When she takes over, I lose myself for a few moments. The parts of me that are not her disappear in a snap.
But my insides fight back, despite their weak knees and muscles fatigued from constantly being curled up, stiff and uneasy; despite the short breaths that are drawing just enough oxygen to sustain. This is not a glorious fight like the ones that you see in movies. In fact, this makes me wonder how any fight can be glorious. But that’s for later.

Just like my rambly train of thought, this internal fight that I have with anxiety is also a twisted and messy affair. The helplessness and confusion I feel about it implodes into me and bubbles up, constricting my throat. Even air needs to be gulped down with effort.

There is little I can be sure of when I’m living with her. I realize that my perpetually sweaty palms that cant hold onto anything, and sweaty feet that make it impossible to get a grip on any surface are a wicked allegory to my uncertain life.

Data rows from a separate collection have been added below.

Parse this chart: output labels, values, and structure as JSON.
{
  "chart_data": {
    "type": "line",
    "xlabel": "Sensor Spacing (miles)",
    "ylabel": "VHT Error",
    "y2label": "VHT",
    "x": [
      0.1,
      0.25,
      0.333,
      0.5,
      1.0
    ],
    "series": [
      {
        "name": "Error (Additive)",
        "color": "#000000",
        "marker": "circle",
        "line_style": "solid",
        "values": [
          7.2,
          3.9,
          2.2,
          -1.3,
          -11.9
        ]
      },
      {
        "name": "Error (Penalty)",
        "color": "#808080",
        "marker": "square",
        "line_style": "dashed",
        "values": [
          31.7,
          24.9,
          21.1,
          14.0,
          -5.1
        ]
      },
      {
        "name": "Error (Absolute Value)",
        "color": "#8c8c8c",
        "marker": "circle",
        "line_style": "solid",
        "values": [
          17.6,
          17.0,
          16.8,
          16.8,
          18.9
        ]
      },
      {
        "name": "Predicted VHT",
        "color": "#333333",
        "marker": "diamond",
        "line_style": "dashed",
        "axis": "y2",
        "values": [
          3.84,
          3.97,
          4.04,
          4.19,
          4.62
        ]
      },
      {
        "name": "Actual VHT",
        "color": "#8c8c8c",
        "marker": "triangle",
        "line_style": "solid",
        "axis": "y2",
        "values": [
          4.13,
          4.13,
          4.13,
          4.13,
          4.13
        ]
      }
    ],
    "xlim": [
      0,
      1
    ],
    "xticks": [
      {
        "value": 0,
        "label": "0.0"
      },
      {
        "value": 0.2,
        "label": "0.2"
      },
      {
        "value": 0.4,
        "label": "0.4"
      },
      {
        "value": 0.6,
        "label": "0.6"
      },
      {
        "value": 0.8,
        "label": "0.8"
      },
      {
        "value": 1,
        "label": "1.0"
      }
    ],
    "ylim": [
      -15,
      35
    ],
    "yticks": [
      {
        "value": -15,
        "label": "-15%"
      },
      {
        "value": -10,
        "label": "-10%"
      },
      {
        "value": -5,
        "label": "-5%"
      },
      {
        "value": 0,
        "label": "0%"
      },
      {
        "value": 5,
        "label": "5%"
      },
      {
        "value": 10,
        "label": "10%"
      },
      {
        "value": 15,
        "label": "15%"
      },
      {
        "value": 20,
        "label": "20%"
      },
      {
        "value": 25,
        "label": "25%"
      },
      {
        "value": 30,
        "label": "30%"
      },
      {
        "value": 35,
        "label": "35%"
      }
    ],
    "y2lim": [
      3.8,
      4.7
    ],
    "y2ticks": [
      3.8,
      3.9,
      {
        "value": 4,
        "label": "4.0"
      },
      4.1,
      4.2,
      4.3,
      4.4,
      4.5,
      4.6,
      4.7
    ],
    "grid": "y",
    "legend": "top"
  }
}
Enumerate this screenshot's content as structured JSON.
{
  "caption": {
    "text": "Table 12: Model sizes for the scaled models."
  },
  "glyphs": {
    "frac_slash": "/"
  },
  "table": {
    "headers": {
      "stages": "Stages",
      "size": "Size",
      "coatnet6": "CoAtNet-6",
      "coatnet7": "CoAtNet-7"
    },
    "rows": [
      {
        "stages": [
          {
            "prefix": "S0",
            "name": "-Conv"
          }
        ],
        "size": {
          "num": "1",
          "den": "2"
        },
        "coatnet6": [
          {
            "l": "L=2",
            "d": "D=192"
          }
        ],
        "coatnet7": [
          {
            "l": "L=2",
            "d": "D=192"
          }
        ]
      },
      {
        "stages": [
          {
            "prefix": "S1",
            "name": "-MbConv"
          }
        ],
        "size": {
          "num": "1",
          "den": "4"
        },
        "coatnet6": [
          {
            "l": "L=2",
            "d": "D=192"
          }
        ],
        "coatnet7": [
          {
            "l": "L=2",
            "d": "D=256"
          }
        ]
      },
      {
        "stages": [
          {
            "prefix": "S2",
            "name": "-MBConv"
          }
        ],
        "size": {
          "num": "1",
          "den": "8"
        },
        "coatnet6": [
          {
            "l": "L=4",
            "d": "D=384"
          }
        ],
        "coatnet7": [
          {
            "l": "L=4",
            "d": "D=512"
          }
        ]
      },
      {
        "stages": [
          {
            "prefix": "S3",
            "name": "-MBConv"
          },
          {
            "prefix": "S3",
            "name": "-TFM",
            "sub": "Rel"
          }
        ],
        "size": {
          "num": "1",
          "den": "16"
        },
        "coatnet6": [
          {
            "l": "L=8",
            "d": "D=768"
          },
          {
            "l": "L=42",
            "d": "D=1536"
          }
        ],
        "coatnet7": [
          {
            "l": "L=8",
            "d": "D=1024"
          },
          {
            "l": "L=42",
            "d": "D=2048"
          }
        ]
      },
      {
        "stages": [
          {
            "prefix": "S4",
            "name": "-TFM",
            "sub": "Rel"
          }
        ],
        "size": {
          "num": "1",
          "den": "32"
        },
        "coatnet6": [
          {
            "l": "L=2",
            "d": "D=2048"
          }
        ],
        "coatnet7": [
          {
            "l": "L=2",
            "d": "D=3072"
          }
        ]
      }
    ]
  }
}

By draining me with these internal battles every day, Anxiety ensures that I cant accept external help. PLEASE LEAVE I scream to well-meaning people around me. The faint voice inside me that says Yes, I need help is swiftly countered with But you don’t even know if or how they can help you. How can you expect someone else to understand what you don’t.

By this point, I cant differentiate between her voice and mine. I give up, resolving to fight my own battles.
This singular voice then grows louder, and tells me things I think I had known all along: You are insufficient; you are a burden; you are the epitome of mediocrity; there’s nothing you are good at; there’s no one who genuinely likes you, you should be invisible; you are a terrible person; you should be ashamed of all your privilege; you make no difference to the world; you are unhealthy; you are dying; humanity is dead; the planet is dying; there’s no point to anything, why don’t you die?

These chants ring in my ears every day until I have become deaf to those around me saying reassuring words. Usually, they become background chatter and get filtered out.

But every once in a while, something a friend says breaks into my trance, like a patronus throwing off dementors which are sucking the life out of a person.

Patronus charms are odd you have to remember the happiest moments of your life when you’re facing an agent of death it takes all your will to do that. Many times, you’d simply succumb. But thankfully, my Anxiety is not as hasty as a dementor, and likes to devour me slowly.

So I’m practicing my patronus, with the help of mental health professionals: to ground myself when she is taking over, to question her fallacies when she whispers into my ear, and to accept help on some days. Ive learnt that this imps powers wane when she is confronted, listened to and reasoned with.

I don’t know if I will ever completely get rid of Anxiety. She has been inside me for so long, perhaps a dearly held souvenir from childhood when my anxious mother brought me up. But I try to not let her run amok. While I may fail on some days, I gain a new lease of life on the days I succeed to tame her.

Did you know that Anxiety is a killer?

But I’m becoming better at taming her, clammy hands and all.